By Andrew Gilhooley / 411

Take some reggae, mix in a little funk and add a splash of Latin flavor.  You’ve got the music of the B-Side Players, Friday’s guests at Moe’s Alley Blues Club in Santa Cruz.

The seven members of the B-Side Players hail from Chula Vista in southern California, close to San Diego and the Mexican border.  Bandleader Karlos Paez lays claim to “growing up on a tour bus” – his father was a member of Los Moonlighters, a band that has toured all over Mexico since the 1970s (and continues to do so).  Rather than playing Latin music, Paez’s early interest lay in punk rock, and he played in various punk bands with his friends.  However, the direction of the music was soon to change.  “What happened was, a lot of us, we kind of bonded with this new thirst for Latin music.  We were doing a lot of Latin jams, and we all started studying world music and a lot of different rhythms.”

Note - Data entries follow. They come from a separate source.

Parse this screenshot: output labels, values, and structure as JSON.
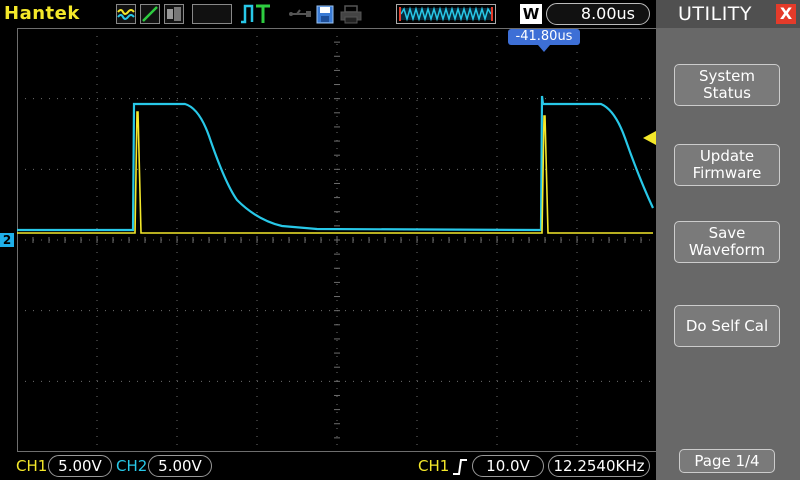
{
  "header": {
    "brand": "Hantek",
    "mode_badge": "W",
    "timebase": "8.00us",
    "trigger_position": "-41.80us"
  },
  "channels": {
    "ch1": {
      "label": "CH1",
      "scale": "5.00V",
      "color": "#f4e82a"
    },
    "ch2": {
      "label": "CH2",
      "scale": "5.00V",
      "color": "#28c8e8"
    },
    "ch2_marker": "2"
  },
  "trigger": {
    "source": "CH1",
    "level": "10.0V",
    "frequency": "12.2540KHz"
  },
  "panel": {
    "title": "UTILITY",
    "close": "X",
    "buttons": {
      "system_status": "System\nStatus",
      "update_firmware": "Update\nFirmware",
      "save_waveform": "Save\nWaveform",
      "self_cal": "Do Self Cal"
    },
    "page": "Page 1/4"
  },
  "icons": [
    "wave-icon",
    "ramp-icon",
    "gray-icon",
    "trigger-t-icon",
    "usb-icon",
    "disk-icon",
    "print-icon"
  ],
  "colors": {
    "grid": "#6e6e6e",
    "panel": "#686868",
    "trigger_marker": "#3d6fd6",
    "close": "#e43b2a"
  }
}
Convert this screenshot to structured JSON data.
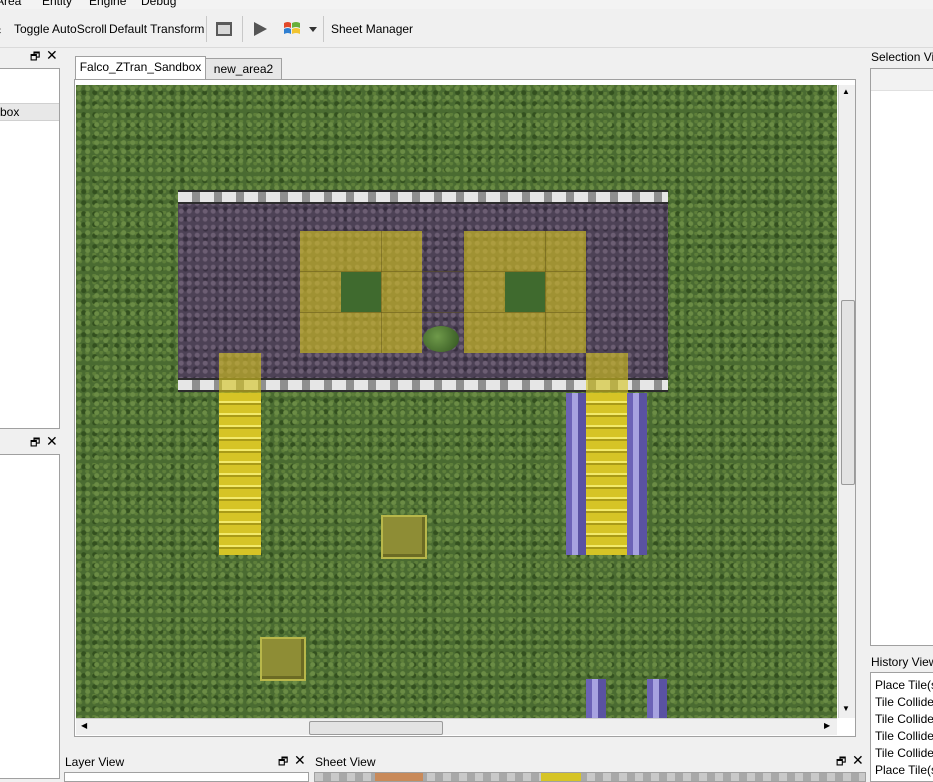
{
  "menu": [
    "Area",
    "Entity",
    "Engine",
    "Debug"
  ],
  "toolbar": {
    "toggle_autoscroll": "Toggle AutoScroll",
    "default_transform": "Default Transform",
    "sheet_manager": "Sheet Manager"
  },
  "left_dock_1": {
    "item": "box"
  },
  "tabs": [
    "Falco_ZTran_Sandbox",
    "new_area2"
  ],
  "docks": {
    "selection_view": "Selection View",
    "history_view": "History View",
    "layer_view": "Layer View",
    "sheet_view": "Sheet View"
  },
  "history": [
    "Place Tile(s",
    "Tile Collide",
    "Tile Collide",
    "Tile Collide",
    "Tile Collide",
    "Place Tile(s"
  ],
  "icons": {
    "close": "close-icon",
    "float": "float-icon",
    "play": "play-icon",
    "windows": "windows-flag-icon",
    "dropdown": "chevron-down-icon",
    "window": "window-icon"
  },
  "colors": {
    "grass": "#4a6b31",
    "floor": "#4d4256",
    "highlight": "#d3c41e",
    "pillar": "#6c63b7"
  }
}
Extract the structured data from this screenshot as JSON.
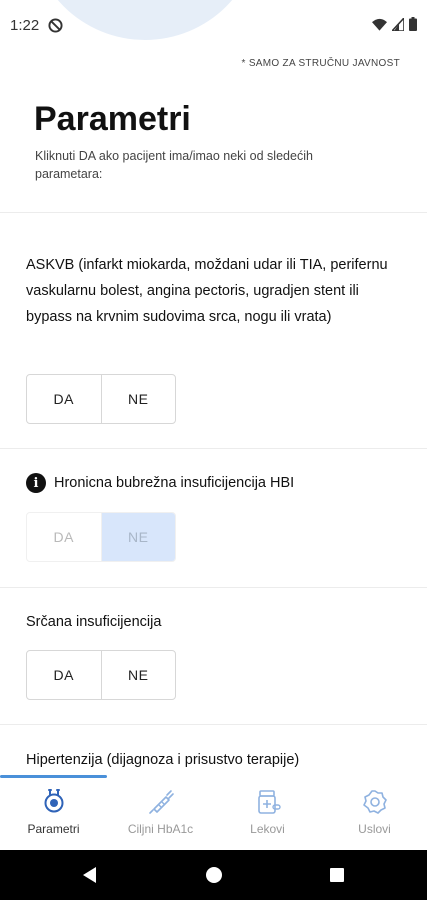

The world music influences gradually began to take over the band, who were playing in local clubs where punk was still the popular musical style.  “[We] were called the Brown Side Players, because we were from, you know, the brown side of town, we’re all Latinos,” said Paez.  The Latin sounds may have seemed incongruous in the clubs, but the patrons loved it.  “What happened was our first show was already like a celebration because it was such a new thing.”

Since those early days of the band in 1993, the B-Side Players have established a solid reputation in southern California, winning several San Diego music awards including Best Latin Band.  They have toured all over the United States and have ventured into Mexico, and have shared the stage with top named acts such as Ben Harper, Papa Roach, Brian Setzer, Poncho Sanchez and Ozomatli.  Live, the band has a reputation for getting even the most reluctant audiences up to dance, and it is not unknown for all the band members to abandon their regular instruments for congas, timbales, shekere and cajon and launch into free-form Latin percussion jams during the show.

The members of the B-Side Players have released several CDs, including “Movement,” the B-Side Players’ 2001 debut containing songs in both English and Spanish, and a reggae en espanol album titled “Maiz”.  Despite a grueling tour schedule, the band hopes to record again in the near future.